Я провел часа полтора в этом дзоте со станковым, глядящим в щель амбразуры пулеметом, за которым, не отрываясь от всего, что было в поле зрения, полулежал пулеметчик Васильев. Такой же усталый, как и все, с лицом землистым, небритым, но очень спокойным и даже, я бы сказал, равнодушным.

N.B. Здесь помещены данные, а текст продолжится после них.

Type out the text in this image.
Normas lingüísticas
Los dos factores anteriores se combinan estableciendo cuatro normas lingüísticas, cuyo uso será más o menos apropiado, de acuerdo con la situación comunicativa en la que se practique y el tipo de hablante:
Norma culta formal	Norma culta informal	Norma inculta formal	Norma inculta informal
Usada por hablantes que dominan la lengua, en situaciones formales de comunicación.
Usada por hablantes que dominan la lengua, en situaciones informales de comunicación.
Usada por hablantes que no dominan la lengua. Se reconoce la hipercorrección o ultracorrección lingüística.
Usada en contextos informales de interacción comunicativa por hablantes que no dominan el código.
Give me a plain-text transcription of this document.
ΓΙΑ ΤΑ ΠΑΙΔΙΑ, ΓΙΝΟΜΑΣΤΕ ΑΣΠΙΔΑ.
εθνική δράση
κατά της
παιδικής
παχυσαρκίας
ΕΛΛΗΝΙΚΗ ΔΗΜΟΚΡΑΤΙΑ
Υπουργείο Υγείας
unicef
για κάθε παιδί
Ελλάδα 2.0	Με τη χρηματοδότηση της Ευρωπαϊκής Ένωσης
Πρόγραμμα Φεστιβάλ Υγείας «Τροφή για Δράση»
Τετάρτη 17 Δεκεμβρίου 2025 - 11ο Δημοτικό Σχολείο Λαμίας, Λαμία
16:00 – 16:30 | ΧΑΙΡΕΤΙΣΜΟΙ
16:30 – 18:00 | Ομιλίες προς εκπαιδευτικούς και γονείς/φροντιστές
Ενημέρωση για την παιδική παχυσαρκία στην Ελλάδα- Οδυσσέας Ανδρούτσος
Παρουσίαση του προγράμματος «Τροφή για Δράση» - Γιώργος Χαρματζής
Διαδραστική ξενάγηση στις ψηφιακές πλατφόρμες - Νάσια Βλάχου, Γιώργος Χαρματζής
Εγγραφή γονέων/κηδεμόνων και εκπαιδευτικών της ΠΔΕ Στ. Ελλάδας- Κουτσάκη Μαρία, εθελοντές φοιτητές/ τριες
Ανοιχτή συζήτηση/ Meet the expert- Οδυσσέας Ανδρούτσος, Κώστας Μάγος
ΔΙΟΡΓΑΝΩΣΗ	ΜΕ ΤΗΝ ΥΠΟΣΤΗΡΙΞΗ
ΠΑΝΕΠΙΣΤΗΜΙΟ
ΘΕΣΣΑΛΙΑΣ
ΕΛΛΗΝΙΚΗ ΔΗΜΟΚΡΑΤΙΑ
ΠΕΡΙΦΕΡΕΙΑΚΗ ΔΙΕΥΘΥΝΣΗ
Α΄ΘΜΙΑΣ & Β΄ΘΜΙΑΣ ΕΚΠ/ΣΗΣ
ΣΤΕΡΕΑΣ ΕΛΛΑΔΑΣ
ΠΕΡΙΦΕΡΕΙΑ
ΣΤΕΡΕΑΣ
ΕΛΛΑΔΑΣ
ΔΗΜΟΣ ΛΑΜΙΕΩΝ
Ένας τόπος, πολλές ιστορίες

А в поле зрения было следующее…

Окоп, как и все, зигзагообразный, в котором я находился, был правым флангом расположения роты. Самой роты, за исключением пулеметных заслонов, нескольких мелкокалиберных минометов и небольшого количества людей, здесь не было. Она находилась впереди, на занесенном снегом кочковатом болоте с торчащими кое-где кустами да пнями старой порубки. Болото простиралось до хорошо видной отсюда реки Сестры, отделенной от нас только чуть выдающейся дорогой. Залегшая за дорогой у минного поля рота находилась, надо сказать, в положении очень тяжелом, даже критическом. Бойцы лежали за пнями, за кочками и в воронках, не смея подняться: во всякого, кто приподнимал голову, сыпались пули. Фашистские автоматчики простреливали продольным огнем все поле. В свежевырытых ячейках они залегли впереди, вдоль самого берега, в углу, образованном излукой реки (на участке у погранзнака № 16), — там их скрывал кустарник. Между передовыми моряками и фашистами было не больше двадцати-тридцати метров, поэтому наша артиллерия по фашистам бить не могла, рискуя накрыть своих. Враг сыпал из-за реки минами и снарядами, которые разрывались здесь, вокруг блиндажей роты, а также впереди и позади нас. Я видел впереди себя убитых и видел раненых, которые не могли выползти назад, потому что мгновенно попали бы под автоматную очередь. Некоторые все-таки ползли, обрушивая на себя огонь автоматов и минометов. Все пространство передо мной было в черных пятнах от разрывов, и эти пятна после новых минометных шквалов на наших глазах умножались.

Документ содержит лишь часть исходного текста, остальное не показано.